Анфиса быстро в сторону, по-холодному засмеялась, погрозила пальцем.
– А кинжальчик-то мой помнишь, Петя? Моли Бога, что тогда остался жив. Спасибо китайскому доктору, знатный яд, чуть ткну – и не вздохнешь. Вот он, кинжальчик-то. – И в ее вертучей руке заиграл-заблестел кривой клинок.
...Пристав вылез от священника – хоть выжми и, пошатываясь, долго тыкался в темной улице. Под ним колыхалось и подскакивало сто дорог, а чертовы ноги перепрыгивали с одной на другую. Крайняя дорога вдруг вздыбилась верстой и хлестнула его в лоб. Лбу стало холодно и больно.
– А, голубчик!.. Вот где ты валяешься?! – прозвучал над ним голос.
«Это супруга», – подумал пристав.
...А к отцу Ипату вошел Ибрагим. Он держал под мышкой зарезанного гуся и крестился на широкий с образами кивот, где теплилась большая лампада. Отец Ипат сидя спал, уткнувшись лбом в столешницу.
– Кха! – кашлянул черкес. Отец Ипат почмокал губами, захрапел. Черкес кашлянул погромче. Храп. Черкес крикнул:
– Эй! – и топнул.
Отец Ипат приподнял охмелевшую голову, открыл рот. Ибрагим усердно закрестился опять и сказал, протягивая гуся:
– Вот, батька, отец поп, на. Макаться хочу, вера хочу крестить... Варвара хочу свадьбу править.
– Развод?! – подпрыгнул вместе с креслом поп и вновь сел. – Развод?! К черту, к дьяволу!.. Не хочу развод...
– Мой вода мырять, вера святой... Крести дэлай. Мухаметан я... Мусульман.
Отец Ипат схватил за шею гуся и, крутя им, гнал черкеса вон:
– Ступай, ступай! Какие по ночам разводы. Соблазн. Архиерею донесу...
– Ишак, батька, больше ничего! – кричал черкес, спускаясь с высокой лестницы.
Пьяный отец Ипат по-собачьи обнюхал гуся, сказал:
– Зело борзо, – бросил его в угол и рядом с ним улегся спать.

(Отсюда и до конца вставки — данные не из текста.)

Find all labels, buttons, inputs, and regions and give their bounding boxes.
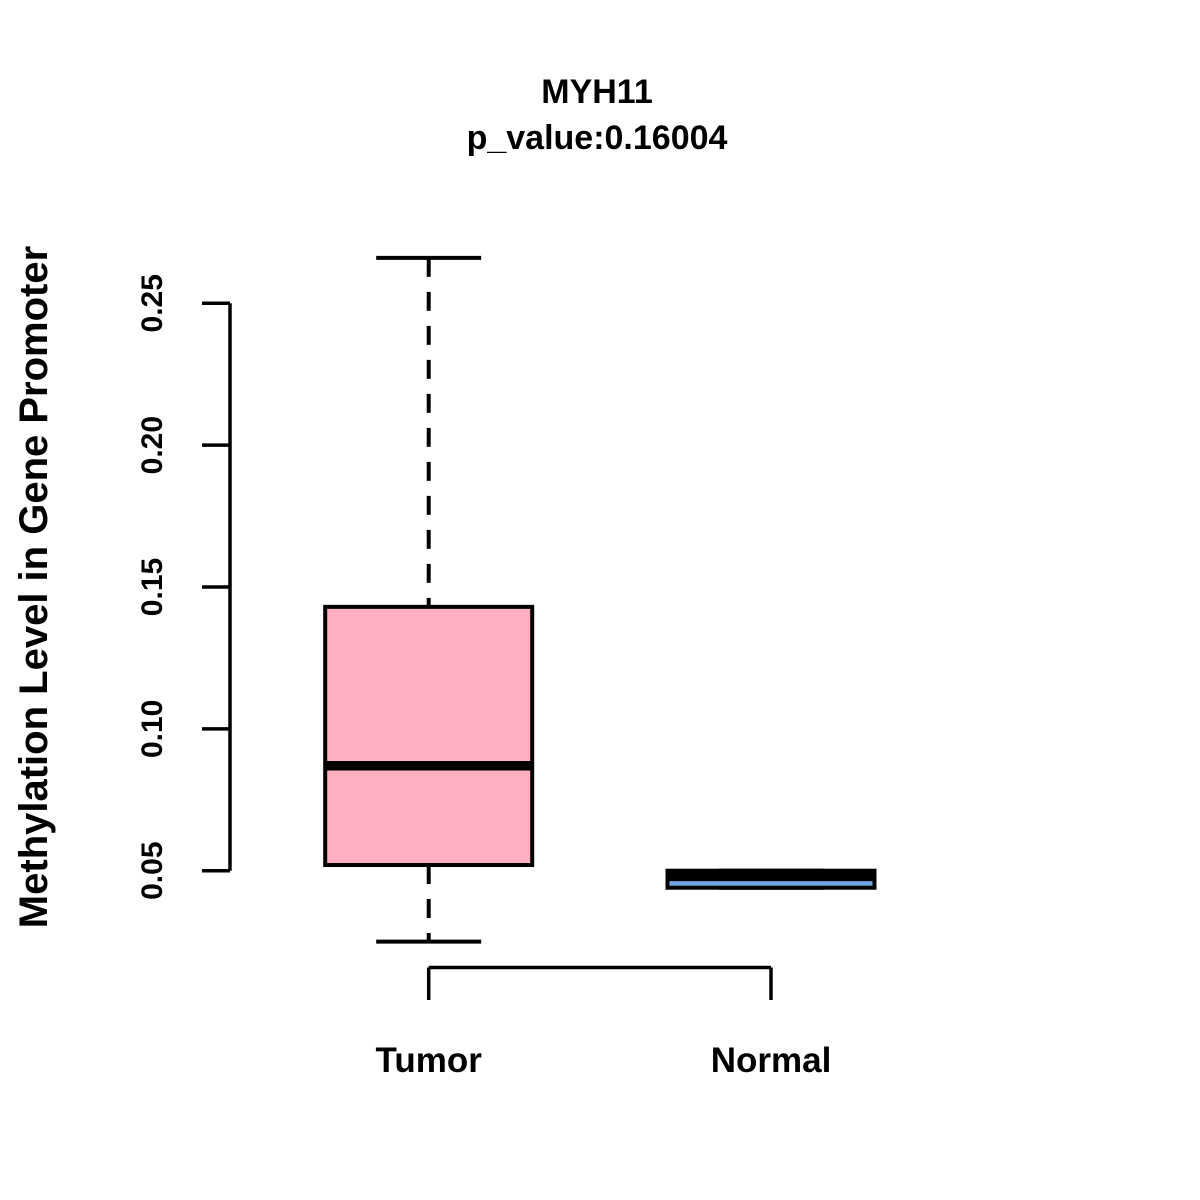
plot-area: 0.05 0.10 0.15 0.20 0.25 Tumor Normal <box>136 255 877 1080</box>
chart-title: MYH11 <box>541 73 653 111</box>
y-tick-label: 0.20 <box>136 416 169 474</box>
y-tick-label: 0.05 <box>136 842 169 900</box>
x-category-label-normal: Normal <box>711 1041 832 1080</box>
chart-subtitle: p_value:0.16004 <box>467 119 728 157</box>
y-axis-label: Methylation Level in Gene Promoter <box>12 246 56 928</box>
y-tick-label: 0.10 <box>136 700 169 758</box>
x-category-label-tumor: Tumor <box>376 1041 483 1080</box>
y-tick-label: 0.15 <box>136 558 169 616</box>
box-tumor <box>323 604 535 868</box>
y-tick-label: 0.25 <box>136 274 169 332</box>
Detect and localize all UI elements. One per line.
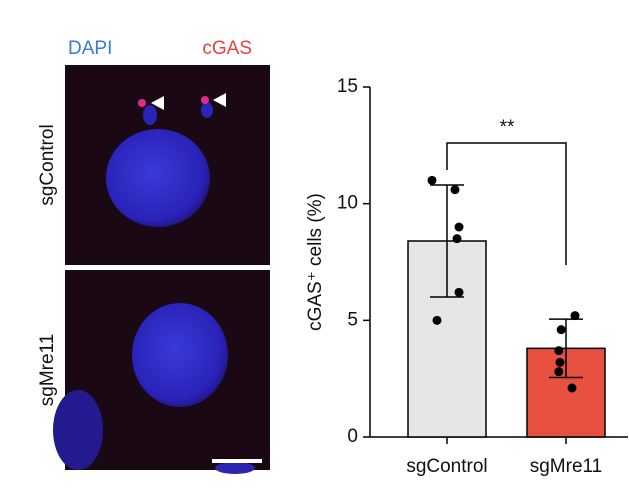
data-point — [570, 311, 580, 321]
row-label: sgControl — [37, 124, 58, 205]
data-point — [556, 325, 566, 335]
y-axis-label: cGAS⁺ cells (%) — [305, 193, 326, 331]
data-point — [427, 175, 437, 185]
data-point — [452, 234, 462, 244]
data-point — [454, 222, 464, 232]
micrograph-top — [65, 65, 270, 265]
y-tick-label: 15 — [337, 76, 358, 97]
x-tick-label: sgControl — [406, 456, 487, 477]
data-point — [554, 346, 564, 356]
row-label: sgMre11 — [37, 334, 58, 407]
annotation: ** — [500, 117, 515, 138]
error-bar — [430, 184, 464, 298]
y-tick-label: 0 — [347, 426, 358, 447]
stain-label: cGAS — [202, 38, 252, 59]
micrograph-bottom — [53, 270, 270, 474]
data-point — [450, 185, 460, 195]
y-tick-label: 10 — [337, 193, 358, 214]
data-point — [454, 287, 464, 297]
data-point — [567, 383, 577, 393]
data-point — [432, 315, 442, 325]
y-tick-label: 5 — [347, 309, 358, 330]
x-tick-label: sgMre11 — [530, 456, 603, 477]
stain-label: DAPI — [68, 38, 112, 59]
data-point — [554, 367, 564, 377]
data-point — [555, 357, 565, 367]
significance-bracket — [446, 142, 567, 265]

Крутым серпом стоял в высоком небе месяц. Он был виден отовсюду. Прохор с Ниной тоже любовались им, врезаясь в горы Урала. Гремучие колеса скороговоркой тараторят в ночной тиши, медная глотка по-озорному перекликается с горами. Поезд в беге виснет, как лунатик, над мрачными обрывами, по карнизу скал, вот-вот сорвется. Нине жутко – ушла в вагон.
Прохор взглянул на месяц: «А что-то там у нас, в Медведеве?»
В Медведеве в этот самый миг хлестала пристава по щекам жена, Шапошникову снилась красавица Анфиса.